Sport
Polska wykryła w swojej przestrzeni powietrznej obiekt przylatujący z Białorusi, prawdopodobnie balon obserwacyjny
WARSZAWA, Polska (AP) – Ministerstwo Obrony Polski ogłosiło w sobotę, że wykryło obiekt w polskiej przestrzeni powietrznej, który przyleciał z kierunku Białorusi i powiedział, że jest to prawdopodobnie balon obserwacyjny.
Ministerstwo poinformowało na Twitterze, że kontakt radarowy z obiektem został utracony w pobliżu Rypina, miasta w centralnej Polsce, 143 km (89) na północny zachód od Warszawy.
W okolicach Rypina rozpoczęto poszukiwania przy użyciu śmigłowca, drona i grup naziemnych Wojsk Obrony Terytorialnej – powiedziała TVN24 rzeczniczka ZG RSZ kpt.
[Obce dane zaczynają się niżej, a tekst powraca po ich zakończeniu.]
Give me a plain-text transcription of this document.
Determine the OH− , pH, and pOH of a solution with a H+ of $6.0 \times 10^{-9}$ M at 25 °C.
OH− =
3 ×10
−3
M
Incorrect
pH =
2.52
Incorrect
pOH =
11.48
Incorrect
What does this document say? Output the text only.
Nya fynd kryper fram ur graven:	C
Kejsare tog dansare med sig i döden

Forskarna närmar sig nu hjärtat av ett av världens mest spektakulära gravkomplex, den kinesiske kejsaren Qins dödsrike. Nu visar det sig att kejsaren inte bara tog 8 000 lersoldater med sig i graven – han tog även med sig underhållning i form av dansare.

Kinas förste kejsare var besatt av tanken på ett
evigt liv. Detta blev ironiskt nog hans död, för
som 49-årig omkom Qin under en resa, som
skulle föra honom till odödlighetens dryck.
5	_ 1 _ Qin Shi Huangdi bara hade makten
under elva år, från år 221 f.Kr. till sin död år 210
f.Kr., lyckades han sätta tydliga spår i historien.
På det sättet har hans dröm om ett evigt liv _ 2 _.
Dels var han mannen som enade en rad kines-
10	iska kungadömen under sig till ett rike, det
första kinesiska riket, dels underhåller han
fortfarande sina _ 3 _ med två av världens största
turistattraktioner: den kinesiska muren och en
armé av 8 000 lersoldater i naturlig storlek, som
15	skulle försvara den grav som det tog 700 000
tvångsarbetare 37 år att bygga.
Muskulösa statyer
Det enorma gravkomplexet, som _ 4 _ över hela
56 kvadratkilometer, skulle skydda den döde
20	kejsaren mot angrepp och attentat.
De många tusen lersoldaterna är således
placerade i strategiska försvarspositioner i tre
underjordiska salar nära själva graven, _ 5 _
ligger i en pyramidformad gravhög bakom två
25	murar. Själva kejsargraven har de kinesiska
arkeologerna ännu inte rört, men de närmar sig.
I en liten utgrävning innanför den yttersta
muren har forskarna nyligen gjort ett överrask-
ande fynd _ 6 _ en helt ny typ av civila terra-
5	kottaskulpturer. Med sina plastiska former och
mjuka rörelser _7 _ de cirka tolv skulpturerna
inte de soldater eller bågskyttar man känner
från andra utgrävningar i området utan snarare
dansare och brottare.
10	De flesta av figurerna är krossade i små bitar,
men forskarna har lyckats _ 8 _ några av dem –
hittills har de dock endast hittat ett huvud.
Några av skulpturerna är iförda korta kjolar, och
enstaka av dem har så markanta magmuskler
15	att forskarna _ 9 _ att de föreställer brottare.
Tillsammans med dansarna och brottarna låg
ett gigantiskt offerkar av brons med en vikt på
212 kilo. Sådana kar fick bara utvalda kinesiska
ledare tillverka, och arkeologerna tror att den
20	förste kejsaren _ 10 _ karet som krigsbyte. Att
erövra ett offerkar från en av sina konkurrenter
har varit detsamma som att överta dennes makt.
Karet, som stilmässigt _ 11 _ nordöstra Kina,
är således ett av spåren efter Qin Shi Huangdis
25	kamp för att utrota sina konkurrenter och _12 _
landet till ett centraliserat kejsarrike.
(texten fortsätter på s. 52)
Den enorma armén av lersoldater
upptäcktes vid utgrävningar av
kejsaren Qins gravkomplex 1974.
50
Ewa Złotnicka.
Obiekt został zauważony około godziny 20:30 czasu lokalnego w piątek w pobliżu Białowieży, niedaleko granicy Polski z Białorusią. Prowadzono obserwację radarową, ale około godziny 12:30 w sobotę obiekt przestał być widoczny – powiedziała Złotnicka w rozmowie telefonicznej z prywatną telewizją.
Zdarzenia zgłoszone w sobotę są następstwem dwóch innych znanych inwazji w polską przestrzeń powietrzną, odkąd Rosja rozpoczęła inwazję na pełną skalę na Ukrainę na wschodniej granicy Polski.
W listopadzie dwóch Polaków zostali zabici kiedy rakieta uderzyła we wschodnią Polskę. Zachodni urzędnicy powiedzieli, że wierzą, że ukraiński pocisk przeciwlotniczy został odbity, gdy ukraińskie siły powietrzne próbowały odeprzeć atak Rosji na pełną skalę.
Pytania w tej sprawie stawiają także polscy urzędnicy wojskowi i polityczni inny obiekt który wylądował na ziemiach polskich w grudniu, ale przypadkowo został zauważony dopiero w kwietniu przez jadącego konno po lesie obywatela.
Kwestia rodzi pytania o postępowanie władz z obroną powietrzną w obliczu nowych zagrożeń, jakie niesie ze sobą wojna na Ukrainie.
Prezydent Andrzej Duda i premier Mateusz Morawiecki zostali poinformowani o nalocie dopiero w grudniu, pod koniec kwietnia.
Biuro Bezpieczeństwa Narodowego, organ doradczy prezydenta w sprawach bezpieczeństwa i obrony, poinformowało w piątek, że jego szef Jacek Siewiera i Duda zostali poinformowani 26 kwietnia o obiekcie. pocisk manewrujący”.
Urzędnicy powiedzieli, że w miejscu, w którym zauważono obiekt latający, nie znaleziono śladów materiałów wybuchowych.
Minister obrony narodowej Mariusz Błaszczak zwrócił w tym tygodniu uwagę, że to dowódca operacyjny sił zbrojnych odpowiada za niewłaściwe informowanie o obiekcie przywódców politycznych. Dowódcy armii zakwestionowali to twierdzenie, twierdząc, że właściwie wykonali swoje obowiązki.
Opozycja polityczna w tej sprawie domagała się dymisji Błaszczaka.
Vanessa Gera, Associated Press
„Idol nastolatek przyszłości. Specjalista od totalnej popkultury. Miłośnik internetu. Wannabe odkrywca.”